The OOHC outsourcing fiasco is occurring during an underfunded crisis leaving Caseworkers and other Child Protection staff burnt out.
In the past year, the vacancy rate for Caseworkers has increased by 250 per cent, with 166 vacancies reported in June 2023. The Department of Communities and Justice is losing more Caseworkers than it is employing, with a net loss in 2022-23 of 22 staff. Aboriginal staff are leaving at a higher rate, a crisis when their cultural knowledge is so vital to a community so heavily involved in the Child Protection system.
The result is a workforce of relatively inexperienced Caseworkers, with more than a quarter still in their first two years of employment with the Department.
A report found low staffing numbers are believed to be among of the reasons for some of the deaths of children known to Child Protection 2022.
“Our grading is woefully outdated. We need to be paid commensurate with the work we do,” said Allison Corrigan, Secretary of the Community Services Departmental Committee.
“The starting wage of a Caseworker is $75,992. In comparison, the starting wage of staff doing similar work in Youth Justice is $100,011. This is despite the fact we need tertiary qualifications, and Caseworkers in Youth Justice do not.”
The PSA CPSU NSW has written to the Government demanding higher band levels for workers starting careers in the Child Protection system.
“We need higher wages to attract and retain staff,” said PSA CPSU NSW General Secretary Stewart Little. “A PSA evaluation found these staff are underpaid.”
The Child Protection system has seen an increase in Level One cases, which require investigation within 24 hours. For example, this could be a response to sexual assault allegations. However, the system simply does not have the staff to deal with this explosion in numbers.
“We have never seen it taking so long to respond to Levels One, Two and Three,” said one member. “For example, a Level One could take more than a week; a Level Two, which should be investigated within 72 hours, could take three weeks; and a Level Three can take months instead of the required 10 days.
“Now we have no Caseworkers, I recently went out to a case with non-government worker who was not trained as a Caseworker. She was supposed to be my secondary worker, but did not work for the Government and her notes won’t hold up in court if it gets there.”
PSA CPSU NSW Assistant General Secretary Troy Wright said the Minister needs to put more money into the right parts of the system, therefore cutting this huge outsourcing bill.
“The problems are well documented,” he said. “We have to snap this loss of staff.”
He said hiring more staff will free Caseworkers to do their jobs. However, with the average Caseworker quitting after 18 months on the job, Mr Wright said the Minister needs to look at making the job more attractive by raising salary levels.
“There is a risk otherwise that Community Services becomes something akin to the fifth year of a Social Work degree,” he said. “Then people just leave for a better-paid job elsewhere and the Department has to retrain yet another employee at yet more expense.

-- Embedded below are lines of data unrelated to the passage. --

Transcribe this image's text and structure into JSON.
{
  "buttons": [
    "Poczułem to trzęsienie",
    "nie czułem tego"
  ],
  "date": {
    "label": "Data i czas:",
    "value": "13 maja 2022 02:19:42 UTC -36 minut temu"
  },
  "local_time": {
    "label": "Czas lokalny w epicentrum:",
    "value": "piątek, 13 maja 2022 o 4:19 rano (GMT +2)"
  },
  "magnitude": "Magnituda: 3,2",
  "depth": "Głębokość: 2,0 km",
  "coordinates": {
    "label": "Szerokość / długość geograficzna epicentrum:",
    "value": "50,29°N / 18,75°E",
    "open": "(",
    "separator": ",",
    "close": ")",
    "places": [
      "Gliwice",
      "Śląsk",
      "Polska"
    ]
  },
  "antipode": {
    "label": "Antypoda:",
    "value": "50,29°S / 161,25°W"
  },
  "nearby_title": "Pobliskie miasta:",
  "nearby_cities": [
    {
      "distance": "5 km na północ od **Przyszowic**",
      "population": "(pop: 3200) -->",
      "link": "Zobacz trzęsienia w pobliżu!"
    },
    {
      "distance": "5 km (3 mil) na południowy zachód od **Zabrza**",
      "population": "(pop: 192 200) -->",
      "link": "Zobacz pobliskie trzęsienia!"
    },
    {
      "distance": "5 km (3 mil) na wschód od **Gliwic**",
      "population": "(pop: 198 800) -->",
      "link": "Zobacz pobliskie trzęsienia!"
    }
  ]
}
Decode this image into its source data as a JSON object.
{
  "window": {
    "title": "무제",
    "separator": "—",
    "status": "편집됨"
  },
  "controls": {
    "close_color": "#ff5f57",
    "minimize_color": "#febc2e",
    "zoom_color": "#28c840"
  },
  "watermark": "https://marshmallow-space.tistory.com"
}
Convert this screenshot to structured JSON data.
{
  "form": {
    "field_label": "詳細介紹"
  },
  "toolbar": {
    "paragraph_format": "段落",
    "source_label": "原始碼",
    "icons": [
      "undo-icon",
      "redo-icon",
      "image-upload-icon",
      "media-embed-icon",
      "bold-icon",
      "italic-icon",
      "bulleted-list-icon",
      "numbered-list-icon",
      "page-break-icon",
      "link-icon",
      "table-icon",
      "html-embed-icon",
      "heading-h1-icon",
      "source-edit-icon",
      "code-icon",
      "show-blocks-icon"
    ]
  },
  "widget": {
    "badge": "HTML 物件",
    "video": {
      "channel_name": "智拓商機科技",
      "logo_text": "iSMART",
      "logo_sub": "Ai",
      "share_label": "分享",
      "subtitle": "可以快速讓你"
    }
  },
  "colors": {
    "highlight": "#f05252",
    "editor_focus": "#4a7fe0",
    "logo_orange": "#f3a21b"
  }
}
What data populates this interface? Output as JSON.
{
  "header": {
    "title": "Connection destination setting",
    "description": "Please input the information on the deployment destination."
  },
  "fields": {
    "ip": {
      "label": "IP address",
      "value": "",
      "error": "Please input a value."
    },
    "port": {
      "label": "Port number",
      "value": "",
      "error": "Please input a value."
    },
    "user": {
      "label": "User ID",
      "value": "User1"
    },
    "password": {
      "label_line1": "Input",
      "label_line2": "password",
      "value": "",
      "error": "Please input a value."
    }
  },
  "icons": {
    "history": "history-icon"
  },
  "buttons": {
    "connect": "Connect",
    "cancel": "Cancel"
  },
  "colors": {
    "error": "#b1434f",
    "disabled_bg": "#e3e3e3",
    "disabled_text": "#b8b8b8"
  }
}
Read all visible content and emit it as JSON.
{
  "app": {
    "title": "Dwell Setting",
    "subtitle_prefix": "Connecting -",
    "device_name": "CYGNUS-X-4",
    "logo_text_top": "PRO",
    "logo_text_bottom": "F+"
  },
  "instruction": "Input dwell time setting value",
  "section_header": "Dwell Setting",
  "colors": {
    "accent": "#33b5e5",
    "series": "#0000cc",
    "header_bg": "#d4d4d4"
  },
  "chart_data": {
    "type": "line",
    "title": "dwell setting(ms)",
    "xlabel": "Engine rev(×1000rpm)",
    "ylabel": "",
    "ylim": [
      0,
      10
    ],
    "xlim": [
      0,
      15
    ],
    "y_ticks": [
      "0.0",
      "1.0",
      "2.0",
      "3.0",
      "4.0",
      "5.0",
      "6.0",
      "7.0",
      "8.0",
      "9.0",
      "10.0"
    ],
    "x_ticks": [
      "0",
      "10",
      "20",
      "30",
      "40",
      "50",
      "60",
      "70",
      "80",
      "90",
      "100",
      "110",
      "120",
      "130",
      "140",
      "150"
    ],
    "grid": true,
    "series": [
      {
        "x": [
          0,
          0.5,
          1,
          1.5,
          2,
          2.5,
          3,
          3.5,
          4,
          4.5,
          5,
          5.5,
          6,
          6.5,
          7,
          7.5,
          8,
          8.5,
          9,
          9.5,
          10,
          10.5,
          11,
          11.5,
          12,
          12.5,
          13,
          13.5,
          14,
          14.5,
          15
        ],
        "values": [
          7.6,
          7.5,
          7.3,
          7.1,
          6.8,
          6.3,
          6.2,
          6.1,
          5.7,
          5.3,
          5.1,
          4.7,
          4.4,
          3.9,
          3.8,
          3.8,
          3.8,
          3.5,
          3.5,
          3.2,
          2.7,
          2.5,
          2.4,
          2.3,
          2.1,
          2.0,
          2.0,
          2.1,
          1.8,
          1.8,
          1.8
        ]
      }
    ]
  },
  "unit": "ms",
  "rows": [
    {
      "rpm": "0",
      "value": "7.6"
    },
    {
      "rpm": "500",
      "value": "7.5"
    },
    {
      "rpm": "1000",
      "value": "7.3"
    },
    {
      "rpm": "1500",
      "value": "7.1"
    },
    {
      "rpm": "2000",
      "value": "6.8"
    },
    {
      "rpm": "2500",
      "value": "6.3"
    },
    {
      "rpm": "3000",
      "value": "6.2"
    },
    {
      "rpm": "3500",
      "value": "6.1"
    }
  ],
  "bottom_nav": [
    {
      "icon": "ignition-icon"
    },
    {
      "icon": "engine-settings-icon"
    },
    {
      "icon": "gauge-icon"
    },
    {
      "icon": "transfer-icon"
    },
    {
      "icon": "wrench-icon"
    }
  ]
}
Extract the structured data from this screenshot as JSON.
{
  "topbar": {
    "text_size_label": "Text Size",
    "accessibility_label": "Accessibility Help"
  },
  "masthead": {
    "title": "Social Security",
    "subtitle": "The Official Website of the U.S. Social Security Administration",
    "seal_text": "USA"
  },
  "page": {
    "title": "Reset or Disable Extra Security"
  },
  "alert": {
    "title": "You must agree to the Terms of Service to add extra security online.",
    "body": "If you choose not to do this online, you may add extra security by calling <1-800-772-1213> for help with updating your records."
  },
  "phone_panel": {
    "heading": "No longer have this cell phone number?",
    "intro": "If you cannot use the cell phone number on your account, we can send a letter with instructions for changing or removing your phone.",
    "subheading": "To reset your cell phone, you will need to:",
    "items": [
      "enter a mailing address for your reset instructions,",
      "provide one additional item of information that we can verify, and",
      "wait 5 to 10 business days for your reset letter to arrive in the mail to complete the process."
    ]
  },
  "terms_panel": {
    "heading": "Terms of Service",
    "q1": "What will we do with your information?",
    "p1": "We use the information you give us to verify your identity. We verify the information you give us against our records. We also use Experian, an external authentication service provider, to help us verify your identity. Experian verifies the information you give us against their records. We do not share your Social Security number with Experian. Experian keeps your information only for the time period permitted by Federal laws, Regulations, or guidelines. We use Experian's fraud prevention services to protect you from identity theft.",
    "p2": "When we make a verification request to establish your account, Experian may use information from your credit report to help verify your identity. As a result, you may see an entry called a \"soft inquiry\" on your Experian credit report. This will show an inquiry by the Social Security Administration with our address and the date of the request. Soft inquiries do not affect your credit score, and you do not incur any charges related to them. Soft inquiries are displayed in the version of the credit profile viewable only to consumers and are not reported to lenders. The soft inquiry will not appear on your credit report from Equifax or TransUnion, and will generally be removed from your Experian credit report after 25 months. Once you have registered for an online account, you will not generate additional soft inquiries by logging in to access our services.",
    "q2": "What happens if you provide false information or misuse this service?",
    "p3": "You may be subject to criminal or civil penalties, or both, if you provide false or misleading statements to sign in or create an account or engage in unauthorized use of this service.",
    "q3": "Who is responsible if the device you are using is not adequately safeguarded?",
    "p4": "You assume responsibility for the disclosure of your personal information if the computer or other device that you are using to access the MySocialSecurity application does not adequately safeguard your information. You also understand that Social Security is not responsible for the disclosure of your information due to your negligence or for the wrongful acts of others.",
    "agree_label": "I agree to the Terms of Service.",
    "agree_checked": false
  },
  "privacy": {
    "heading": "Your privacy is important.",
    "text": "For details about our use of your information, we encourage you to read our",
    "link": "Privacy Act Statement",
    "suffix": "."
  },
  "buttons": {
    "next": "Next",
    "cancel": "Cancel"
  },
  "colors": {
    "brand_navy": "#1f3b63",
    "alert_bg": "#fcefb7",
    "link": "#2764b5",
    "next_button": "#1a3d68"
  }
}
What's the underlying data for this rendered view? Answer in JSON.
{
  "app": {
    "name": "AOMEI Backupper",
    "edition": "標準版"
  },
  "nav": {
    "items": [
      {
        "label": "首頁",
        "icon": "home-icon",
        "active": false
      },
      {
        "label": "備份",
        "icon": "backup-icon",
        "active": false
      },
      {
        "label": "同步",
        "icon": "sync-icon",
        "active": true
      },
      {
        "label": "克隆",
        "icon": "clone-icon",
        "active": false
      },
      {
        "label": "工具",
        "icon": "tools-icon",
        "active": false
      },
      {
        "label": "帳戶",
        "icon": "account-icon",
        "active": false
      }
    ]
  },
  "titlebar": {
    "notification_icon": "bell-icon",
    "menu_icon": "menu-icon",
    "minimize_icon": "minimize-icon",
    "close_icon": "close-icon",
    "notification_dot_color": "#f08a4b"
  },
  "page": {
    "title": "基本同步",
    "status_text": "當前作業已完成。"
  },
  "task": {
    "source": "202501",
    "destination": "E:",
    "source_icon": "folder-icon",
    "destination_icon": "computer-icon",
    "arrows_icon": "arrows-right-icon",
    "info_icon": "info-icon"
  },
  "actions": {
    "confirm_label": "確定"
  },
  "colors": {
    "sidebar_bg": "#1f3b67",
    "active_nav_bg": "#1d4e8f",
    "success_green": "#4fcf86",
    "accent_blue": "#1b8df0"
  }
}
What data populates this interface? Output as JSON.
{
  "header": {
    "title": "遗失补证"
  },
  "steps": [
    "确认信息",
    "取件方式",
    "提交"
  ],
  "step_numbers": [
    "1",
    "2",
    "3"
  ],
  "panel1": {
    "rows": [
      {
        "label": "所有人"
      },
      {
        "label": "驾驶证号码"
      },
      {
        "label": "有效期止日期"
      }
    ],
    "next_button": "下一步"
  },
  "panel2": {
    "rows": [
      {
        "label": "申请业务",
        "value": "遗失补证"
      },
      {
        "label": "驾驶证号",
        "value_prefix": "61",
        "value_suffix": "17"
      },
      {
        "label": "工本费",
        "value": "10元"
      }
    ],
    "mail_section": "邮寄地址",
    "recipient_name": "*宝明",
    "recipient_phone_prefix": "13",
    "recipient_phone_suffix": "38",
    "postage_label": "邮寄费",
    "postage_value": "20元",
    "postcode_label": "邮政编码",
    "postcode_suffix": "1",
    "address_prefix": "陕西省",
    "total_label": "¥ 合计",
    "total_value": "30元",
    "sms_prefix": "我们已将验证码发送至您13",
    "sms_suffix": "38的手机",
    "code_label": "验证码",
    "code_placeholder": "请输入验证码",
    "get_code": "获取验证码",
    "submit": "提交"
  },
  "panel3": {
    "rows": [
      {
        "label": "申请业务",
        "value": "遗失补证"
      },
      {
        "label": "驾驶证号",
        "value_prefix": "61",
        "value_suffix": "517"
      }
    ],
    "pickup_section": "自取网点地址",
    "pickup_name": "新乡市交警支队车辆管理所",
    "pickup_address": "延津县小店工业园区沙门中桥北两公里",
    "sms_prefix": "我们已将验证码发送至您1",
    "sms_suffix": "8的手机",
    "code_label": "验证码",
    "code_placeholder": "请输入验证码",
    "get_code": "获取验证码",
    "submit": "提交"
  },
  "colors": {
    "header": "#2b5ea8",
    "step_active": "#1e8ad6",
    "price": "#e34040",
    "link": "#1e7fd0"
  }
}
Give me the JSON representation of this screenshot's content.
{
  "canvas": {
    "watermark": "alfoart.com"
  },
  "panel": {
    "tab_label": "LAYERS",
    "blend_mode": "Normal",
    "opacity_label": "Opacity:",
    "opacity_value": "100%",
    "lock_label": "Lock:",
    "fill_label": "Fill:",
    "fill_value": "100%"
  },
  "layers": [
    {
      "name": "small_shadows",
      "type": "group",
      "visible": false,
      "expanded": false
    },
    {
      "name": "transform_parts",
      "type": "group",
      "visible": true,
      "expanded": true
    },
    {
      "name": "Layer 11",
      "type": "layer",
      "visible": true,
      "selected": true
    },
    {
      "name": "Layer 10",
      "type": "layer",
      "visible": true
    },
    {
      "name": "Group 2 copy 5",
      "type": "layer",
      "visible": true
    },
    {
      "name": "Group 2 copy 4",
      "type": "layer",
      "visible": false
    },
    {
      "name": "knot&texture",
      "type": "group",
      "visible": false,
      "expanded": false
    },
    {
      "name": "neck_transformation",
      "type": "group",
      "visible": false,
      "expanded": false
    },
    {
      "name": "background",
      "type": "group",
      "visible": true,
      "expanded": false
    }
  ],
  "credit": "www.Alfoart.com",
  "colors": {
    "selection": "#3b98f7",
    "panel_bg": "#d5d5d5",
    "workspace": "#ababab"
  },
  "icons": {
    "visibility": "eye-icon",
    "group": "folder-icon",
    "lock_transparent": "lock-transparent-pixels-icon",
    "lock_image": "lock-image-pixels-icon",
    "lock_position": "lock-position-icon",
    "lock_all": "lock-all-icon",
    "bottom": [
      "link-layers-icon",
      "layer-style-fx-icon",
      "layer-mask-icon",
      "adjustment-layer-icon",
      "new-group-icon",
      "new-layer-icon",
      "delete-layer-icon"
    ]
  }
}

“This is not a section of the Public Sector the Government can afford to ignore. Even the most ardent free market zealot would agree that caring for vulnerable kids is a key responsibility of the state. We need to do better.”
Due to a shortage of support staff, Caseworkers are struggling as administrative work keeps them from working with children.
“I’m holding a complex Aboriginal family, with secured records, making my job harder as I can’t get support from other staff to assist with administrative tasks, keeping me from my actual role,” said one member. “My to-do list is exploding, and I can’t get the help required.
“This family requires weekly visits, but the location of the placement means I have a three- to four-hour turnaround just to visit them: that does not even include the time required to write up what is going on.
“This is keeping me from seeing other siblings in the same family.
“Of six children, four are in placement. Some of the carers are neglectful simply because the pool of people the children can go to is so shallow.
“We need to attend to the children, yet still have to read reports from parents. I’m up working until 1:30am some mornings. Then I am offered a late start the following day, but with so much on my plate, there is no way I can take that up.
“The reality is that our hours are exploding daily, yet we have to fight for overtime. It is nothing short of wage theft.
“The community needs to know that Child Protection is run in a way that staff are just too scared to raise issues for fear of being labelled a troublemaker.”